When my mother was senile and feeble, we hired an aide, and we gave the aide a credit card with a limited line of credit. She did all the routine household shopping (groceries, cleaning supplies, etc.) from that account, and my sister glanced at the monthly bills to make sure they looked reasonable.
My mother was well off, but she had a few million of savings, not billions.
I remember in my youth tagging along with my stepsister and her husband doing household shopping, and it seemed to me - never having had to handle household finances - that Saturdays back then all they did is write cheques in the USA. So I would presume the house manager for a rich person, until credit cards became common in the last few decades, would be the one with signing authority on a house account. He would be responsible for writing the cheques for the butcher, baker, etc. and writing paycheques for the rest of the household staff. My educated guess would be there’s an arrangement with whatever finances the rich people had, to dump a fixed sum into the acccount each month, bookkeeping being part of the management duties, etc. Whether they trusted the cook to go into town for groceries with a blank cheque, or too much and “bring back the change”, or if the store let them run up a tab… I guess anything was possible.

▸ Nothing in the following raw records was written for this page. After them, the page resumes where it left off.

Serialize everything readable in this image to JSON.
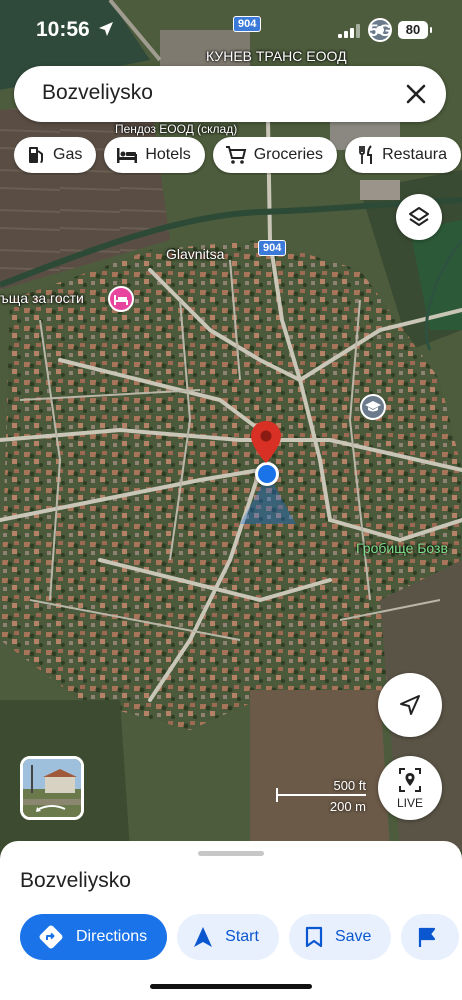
{
  "status_bar": {
    "time": "10:56",
    "network": "5G",
    "battery": "80"
  },
  "search": {
    "query": "Bozveliysko"
  },
  "chips": [
    {
      "label": "Gas",
      "icon": "gas-station-icon"
    },
    {
      "label": "Hotels",
      "icon": "bed-icon"
    },
    {
      "label": "Groceries",
      "icon": "cart-icon"
    },
    {
      "label": "Restaura",
      "icon": "fork-knife-icon"
    }
  ],
  "map": {
    "labels": {
      "company_top": "КУНЕВ ТРАНС ЕООД",
      "warehouse": "Пендоз ЕООД (склад)",
      "village": "Glavnitsa",
      "guesthouse": "ъща за гости",
      "cemetery": "Гробище Бозв"
    },
    "road_number": "904",
    "road_number_2": "904",
    "scale_feet": "500 ft",
    "scale_meters": "200 m"
  },
  "controls": {
    "live_label": "LIVE"
  },
  "sheet": {
    "place_name": "Bozveliysko",
    "actions": {
      "directions": "Directions",
      "start": "Start",
      "save": "Save"
    }
  },
  "colors": {
    "accent": "#1a73e8",
    "pin": "#d93025",
    "hotel_poi": "#e8469e",
    "school_poi": "#6b7b8c",
    "chip_bg": "#ffffff"
  }
}
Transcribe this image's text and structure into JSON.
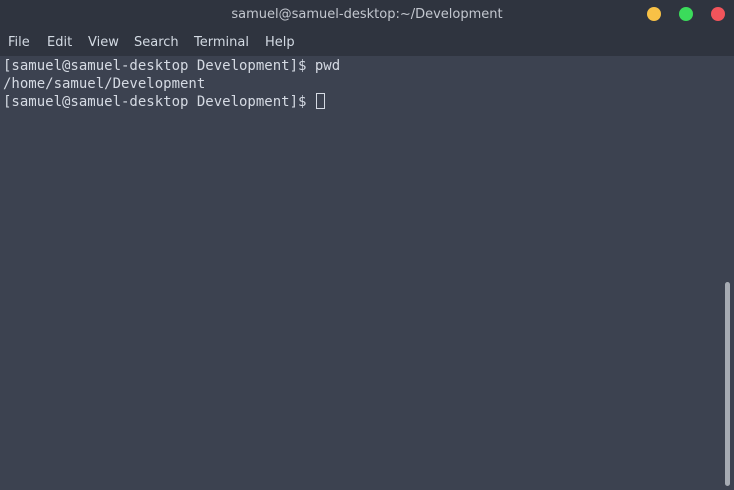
{
  "window": {
    "title": "samuel@samuel-desktop:~/Development",
    "buttons": {
      "minimize_color": "#f8c146",
      "maximize_color": "#3bdb5b",
      "close_color": "#f2545b"
    }
  },
  "menu": {
    "items": [
      {
        "label": "File"
      },
      {
        "label": "Edit"
      },
      {
        "label": "View"
      },
      {
        "label": "Search"
      },
      {
        "label": "Terminal"
      },
      {
        "label": "Help"
      }
    ]
  },
  "terminal": {
    "lines": [
      "[samuel@samuel-desktop Development]$ pwd",
      "/home/samuel/Development",
      "[samuel@samuel-desktop Development]$ "
    ],
    "cursor": "block"
  },
  "scrollbar": {
    "position_fraction": 1.0,
    "visible_fraction": 0.48
  }
}
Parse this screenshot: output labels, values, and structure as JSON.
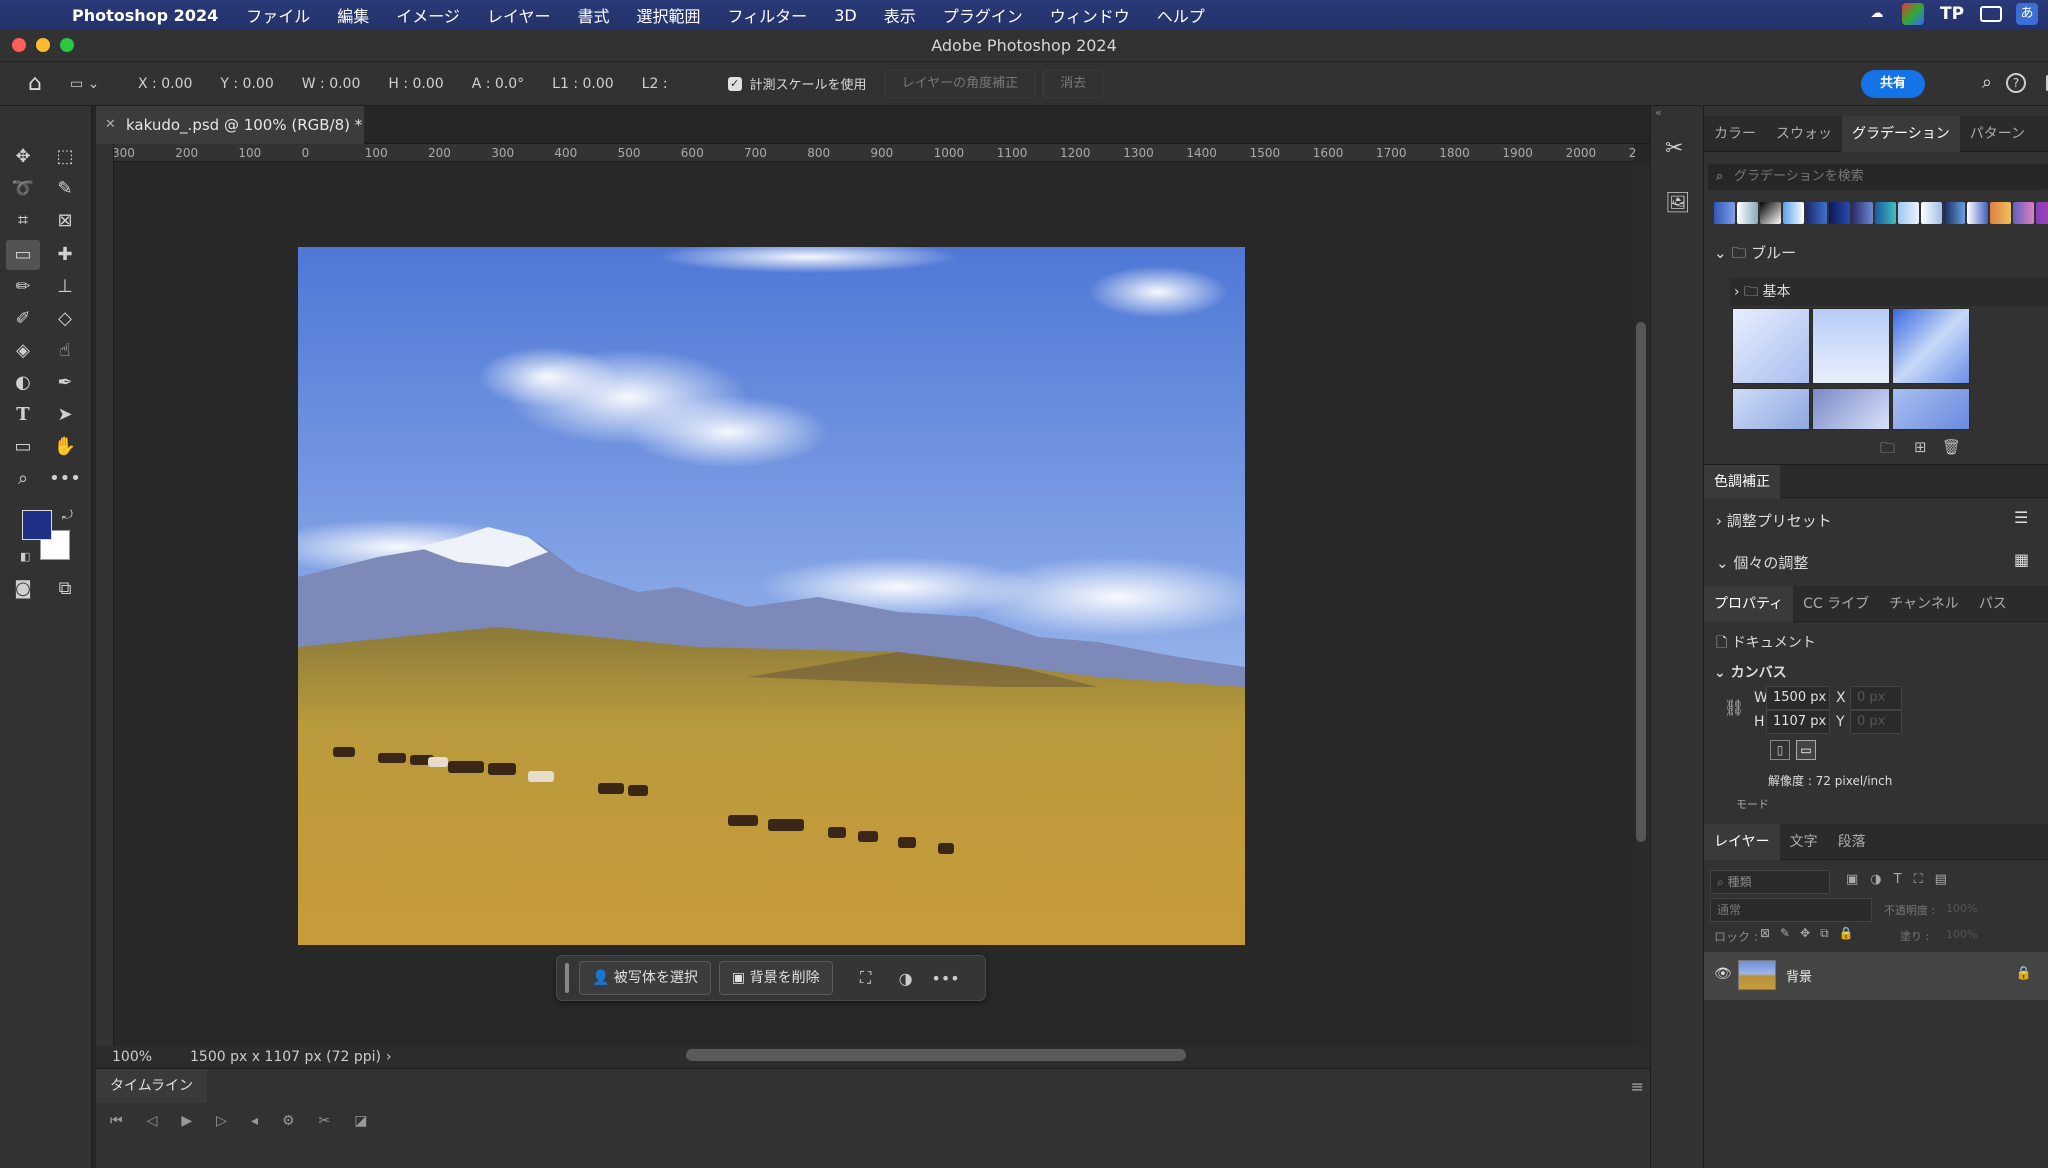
{
  "menubar": {
    "app_name": "Photoshop 2024",
    "items": [
      "ファイル",
      "編集",
      "イメージ",
      "レイヤー",
      "書式",
      "選択範囲",
      "フィルター",
      "3D",
      "表示",
      "プラグイン",
      "ウィンドウ",
      "ヘルプ"
    ],
    "tray_tp": "TP",
    "tray_input": "あ"
  },
  "window": {
    "title": "Adobe Photoshop 2024"
  },
  "options": {
    "x": "X : 0.00",
    "y": "Y : 0.00",
    "w": "W : 0.00",
    "h": "H : 0.00",
    "a": "A : 0.0°",
    "l1": "L1 : 0.00",
    "l2": "L2 :",
    "use_scale": "計測スケールを使用",
    "straighten": "レイヤーの角度補正",
    "clear": "消去",
    "share": "共有"
  },
  "document": {
    "tab_title": "kakudo_.psd @ 100% (RGB/8) *",
    "zoom": "100%",
    "info": "1500 px x 1107 px (72 ppi)",
    "ruler_ticks": [
      "300",
      "200",
      "100",
      "0",
      "100",
      "200",
      "300",
      "400",
      "500",
      "600",
      "700",
      "800",
      "900",
      "1000",
      "1100",
      "1200",
      "1300",
      "1400",
      "1500",
      "1600",
      "1700",
      "1800",
      "1900",
      "2000",
      "2"
    ]
  },
  "contextbar": {
    "select_subject": "被写体を選択",
    "remove_bg": "背景を削除"
  },
  "timeline": {
    "label": "タイムライン"
  },
  "panels": {
    "top_tabs": [
      "カラー",
      "スウォッ",
      "グラデーション",
      "パターン"
    ],
    "gradient_search": "グラデーションを検索",
    "folder_blue": "ブルー",
    "folder_basic": "基本",
    "adjust_title": "色調補正",
    "adjust_presets": "調整プリセット",
    "adjust_individual": "個々の調整",
    "prop_tabs": [
      "プロパティ",
      "CC ライブ",
      "チャンネル",
      "パス"
    ],
    "doc_label": "ドキュメント",
    "canvas_label": "カンバス",
    "w_label": "W",
    "h_label": "H",
    "x_label": "X",
    "y_label": "Y",
    "w_value": "1500 px",
    "h_value": "1107 px",
    "x_placeholder": "0 px",
    "y_placeholder": "0 px",
    "resolution": "解像度 : 72 pixel/inch",
    "mode": "モード",
    "layer_tabs": [
      "レイヤー",
      "文字",
      "段落"
    ],
    "layer_filter": "種類",
    "blend_mode": "通常",
    "opacity_label": "不透明度 :",
    "opacity_value": "100%",
    "lock_label": "ロック :",
    "fill_label": "塗り :",
    "fill_value": "100%",
    "layer_name": "背景"
  },
  "colors": {
    "foreground": "#1f2f86",
    "background": "#ffffff",
    "accent": "#1473e6"
  }
}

The Atlantic has an article on this. Sorry it’s paywalled. Depending on your cookies you may only be able to read the first two paragraphs.
Managing the household, both staff and the household budget was the ultimate responsibility of Lady W. If you’ve ever watched Downton Abbey you’ll get a good sense of the administrative hierarchy among the servants, and only the Butler and Cook are likely to have had the ability to place an order to their suppliers, and they’d be accountable for those decisions when the invoices or bills came in at regular intervals. Other stores by the butler as household manager or an estate manager. The vast flotilla of servants were not given money to run down to the shops; this was not anarchy or utopia.

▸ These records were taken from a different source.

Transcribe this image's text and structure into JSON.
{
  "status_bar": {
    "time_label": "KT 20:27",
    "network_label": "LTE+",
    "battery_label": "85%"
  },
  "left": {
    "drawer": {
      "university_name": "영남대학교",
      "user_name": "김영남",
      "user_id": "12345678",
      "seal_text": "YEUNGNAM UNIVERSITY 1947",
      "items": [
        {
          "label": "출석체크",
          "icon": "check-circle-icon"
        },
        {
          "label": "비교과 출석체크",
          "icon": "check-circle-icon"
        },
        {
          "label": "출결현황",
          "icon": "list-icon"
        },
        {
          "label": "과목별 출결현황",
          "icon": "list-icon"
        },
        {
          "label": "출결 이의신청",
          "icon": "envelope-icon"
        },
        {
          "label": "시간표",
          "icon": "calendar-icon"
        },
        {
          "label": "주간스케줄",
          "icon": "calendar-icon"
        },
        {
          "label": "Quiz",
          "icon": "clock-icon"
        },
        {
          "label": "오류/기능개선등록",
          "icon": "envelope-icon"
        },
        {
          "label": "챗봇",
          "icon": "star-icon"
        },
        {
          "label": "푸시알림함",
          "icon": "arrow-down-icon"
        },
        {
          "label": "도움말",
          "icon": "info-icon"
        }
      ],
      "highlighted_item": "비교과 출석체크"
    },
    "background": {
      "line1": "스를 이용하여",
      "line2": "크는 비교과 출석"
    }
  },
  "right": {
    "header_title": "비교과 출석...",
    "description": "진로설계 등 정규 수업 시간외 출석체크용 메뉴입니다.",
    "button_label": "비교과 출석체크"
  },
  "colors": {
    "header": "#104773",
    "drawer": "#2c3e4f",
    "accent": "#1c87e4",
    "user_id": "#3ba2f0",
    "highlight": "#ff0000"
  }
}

Apart from food and drink, which would probably be mainly standing arrangements with a range of generalist local to more distant specialist suppliers, things like cleaning supplies are likely to have been managed by a series of bulk purchases of basic chemicals, and decanted for use at Stately Wayne Manor. Just because we have aisles of specialist cleaning products, does not mean that people were always so stupid or incapable of using a more limited palette of household chemicals.

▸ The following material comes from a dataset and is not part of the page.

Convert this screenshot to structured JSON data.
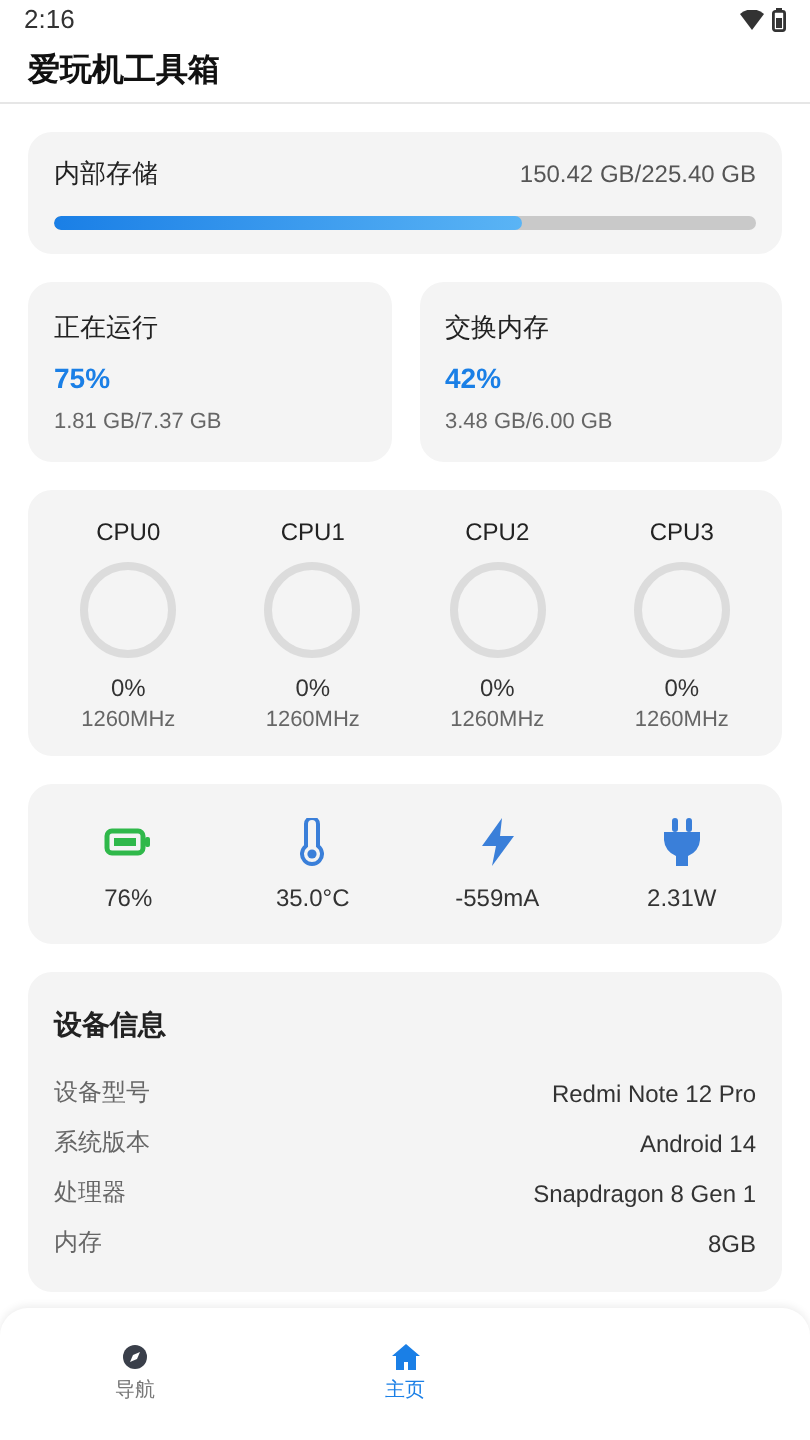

In the colonies, wealthier rural and remote landowners had a city agent whose main job was to receive their annual supply of fleece, beef hides, barrels of tallow or bags of grain and get them onto a ship to the markets. Their secondary job was to be the city-based gopher who would source requested materials, like a new ceramic dinner service, wallpaper for five rooms, the latest pianoforte sheet music and an ear trumpet and send it down on the return journey. In Australia at least this was a single annual shopping assignment - produce up, misc goods held on credit against prices realised coming back down.